I don't always agree with Dave Winer, but in this instance I couldn't agree more. In the last few years I was there, John Palfrey managed to rekindle, and then to build upon, what makes the Berkman Center for Internet & Society more than just another think tank: its commitment to active research. The Internet isn't an object to be studied from afar. You have to dig your hands into the dirt. Once you're there, you can't help but understand that it's something worth fighting for.


Siva Vaidyanathan does a lot of excellent work evangelizing the importance of keeping our culture free. So I'm delighted to see his proposal for an academic counterpart to the free culture movement gain traction. Writes Jessica Clark @ In These Times (emphasis, mine):
A more hopeful model [for cultural theory and criticism] was proposed [in a recent talk] by Siva Vaidhynathan...He outlined the work of a diverse and lively cadre of economists, sociologists, linguists, anthropologists, ethnomusicologists, communications scholars, lawyers, computer scientists, philosophers, librarians, literary scholars, and historians who work together to explore an emerging set of concerns. These include intellectual property, fair use, the impact of legal and computer codes on cultural practices and production, and what he called "semiotic democracy" -- that is, "citizens' ability to employ the signs and symbols ubiquitous in their environments in manners that they determine," such as the right to make meaning from, read, and revise cultural products.What distinguishes critical information studies from cultural studies is that its practitioners are committed to both open source scholarship and open communication with members of the public.
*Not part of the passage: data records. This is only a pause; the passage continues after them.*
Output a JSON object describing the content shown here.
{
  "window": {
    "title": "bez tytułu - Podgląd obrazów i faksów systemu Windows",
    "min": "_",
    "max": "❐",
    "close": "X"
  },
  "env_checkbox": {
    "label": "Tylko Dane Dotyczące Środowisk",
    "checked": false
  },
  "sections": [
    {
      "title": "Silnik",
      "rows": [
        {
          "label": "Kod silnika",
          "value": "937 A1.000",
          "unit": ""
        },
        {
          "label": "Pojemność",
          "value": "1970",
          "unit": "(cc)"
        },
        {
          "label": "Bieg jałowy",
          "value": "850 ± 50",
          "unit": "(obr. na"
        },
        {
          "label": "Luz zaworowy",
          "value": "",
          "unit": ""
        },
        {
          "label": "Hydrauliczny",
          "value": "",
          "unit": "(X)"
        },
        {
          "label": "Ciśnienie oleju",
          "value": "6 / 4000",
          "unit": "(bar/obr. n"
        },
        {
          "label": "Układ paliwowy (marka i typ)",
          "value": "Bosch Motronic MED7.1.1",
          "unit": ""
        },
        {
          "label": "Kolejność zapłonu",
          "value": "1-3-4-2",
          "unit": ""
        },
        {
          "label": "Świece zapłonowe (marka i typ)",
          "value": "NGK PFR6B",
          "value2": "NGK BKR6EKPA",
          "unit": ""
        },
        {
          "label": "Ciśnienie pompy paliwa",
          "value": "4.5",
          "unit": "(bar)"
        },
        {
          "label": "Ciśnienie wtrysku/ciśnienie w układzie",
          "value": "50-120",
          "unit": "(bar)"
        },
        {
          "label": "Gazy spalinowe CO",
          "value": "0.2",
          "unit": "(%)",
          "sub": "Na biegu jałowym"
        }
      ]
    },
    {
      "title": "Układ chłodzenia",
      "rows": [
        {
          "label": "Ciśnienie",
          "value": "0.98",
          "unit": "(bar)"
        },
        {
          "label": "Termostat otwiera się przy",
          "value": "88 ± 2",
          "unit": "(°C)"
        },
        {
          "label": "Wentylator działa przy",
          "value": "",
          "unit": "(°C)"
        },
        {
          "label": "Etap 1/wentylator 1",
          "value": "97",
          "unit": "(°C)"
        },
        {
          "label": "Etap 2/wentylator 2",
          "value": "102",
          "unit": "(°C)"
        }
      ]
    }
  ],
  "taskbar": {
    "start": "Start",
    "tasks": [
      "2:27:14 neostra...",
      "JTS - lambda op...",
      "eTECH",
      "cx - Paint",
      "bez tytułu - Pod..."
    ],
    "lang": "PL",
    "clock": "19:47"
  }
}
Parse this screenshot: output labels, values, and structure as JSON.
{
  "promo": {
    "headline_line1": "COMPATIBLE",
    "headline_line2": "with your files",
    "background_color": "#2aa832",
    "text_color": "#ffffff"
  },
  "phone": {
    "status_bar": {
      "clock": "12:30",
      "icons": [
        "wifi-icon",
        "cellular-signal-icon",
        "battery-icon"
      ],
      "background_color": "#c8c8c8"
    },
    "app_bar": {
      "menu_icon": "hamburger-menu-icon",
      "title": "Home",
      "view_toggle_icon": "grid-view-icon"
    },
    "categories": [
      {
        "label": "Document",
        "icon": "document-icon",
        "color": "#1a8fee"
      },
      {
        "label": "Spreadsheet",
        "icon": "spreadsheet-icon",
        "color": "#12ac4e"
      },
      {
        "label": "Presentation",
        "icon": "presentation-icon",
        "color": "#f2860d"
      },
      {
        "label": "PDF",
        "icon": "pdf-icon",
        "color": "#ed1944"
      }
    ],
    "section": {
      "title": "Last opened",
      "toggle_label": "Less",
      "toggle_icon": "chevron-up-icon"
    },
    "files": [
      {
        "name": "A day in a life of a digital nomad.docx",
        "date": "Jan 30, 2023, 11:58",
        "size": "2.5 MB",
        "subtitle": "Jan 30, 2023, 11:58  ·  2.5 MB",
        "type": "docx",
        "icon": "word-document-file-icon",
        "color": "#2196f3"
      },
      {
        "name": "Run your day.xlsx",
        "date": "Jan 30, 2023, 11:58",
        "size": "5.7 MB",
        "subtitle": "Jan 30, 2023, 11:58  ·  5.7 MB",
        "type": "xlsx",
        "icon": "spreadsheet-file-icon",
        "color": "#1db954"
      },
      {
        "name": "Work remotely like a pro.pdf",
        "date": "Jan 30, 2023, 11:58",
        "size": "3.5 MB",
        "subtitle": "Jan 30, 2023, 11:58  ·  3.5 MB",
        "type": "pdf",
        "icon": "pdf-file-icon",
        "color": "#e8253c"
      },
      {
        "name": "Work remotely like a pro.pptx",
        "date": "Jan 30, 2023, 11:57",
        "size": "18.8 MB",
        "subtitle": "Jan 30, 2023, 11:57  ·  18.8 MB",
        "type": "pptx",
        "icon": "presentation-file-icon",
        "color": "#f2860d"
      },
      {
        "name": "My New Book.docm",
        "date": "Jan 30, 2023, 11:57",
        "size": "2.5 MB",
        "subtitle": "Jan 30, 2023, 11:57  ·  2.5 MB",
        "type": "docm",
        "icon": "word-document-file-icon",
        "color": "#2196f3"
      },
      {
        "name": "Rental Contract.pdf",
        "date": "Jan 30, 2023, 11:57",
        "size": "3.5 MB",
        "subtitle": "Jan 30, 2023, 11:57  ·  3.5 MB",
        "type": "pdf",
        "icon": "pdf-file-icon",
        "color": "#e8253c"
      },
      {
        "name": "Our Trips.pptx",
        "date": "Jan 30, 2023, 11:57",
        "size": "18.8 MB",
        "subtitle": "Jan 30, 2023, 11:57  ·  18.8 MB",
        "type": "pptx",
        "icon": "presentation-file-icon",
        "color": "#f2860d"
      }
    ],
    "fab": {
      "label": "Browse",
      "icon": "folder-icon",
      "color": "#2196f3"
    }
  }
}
Rather than obfuscating everyday practices by filtering them through veils of theory, they clarify complex technological and legal structures and demonstrate their cultural implications.


This just in: satellite television giant DirecTV has decided at last to stop suing or threatening to sue people for merely possessing smart card devices. Instead, it will pursue lawsuits against only those people it suspects of actually using the devices to illegally intercept the company's satellite signal.
This comes after months of negotiations with folks at EFF and Stanford's CIS Cyberlaw Clinic, who have been working together to help people defend themselves in the face of settlement demands that made it easier to give up than to fight.
"American innovators and hobbyists shouldn't have to fear legal action merely for possessing new technologies that have many legitimate uses," says Copyfight's own Jason Schultz in the official press release. "We're also pleased that DirecTV has agreed to stop targeting general purpose devices in its campaign and will investigate all substantive claims of innocence."
An extraordinary victory. Kudos to the entire DirecTVDefense team. It is moments like this that keep us going.
Update: As Fred von Lohmann points out, there is more good news about DirecTV -- and, for that matter, future cases in which general-purpose technology is under attack.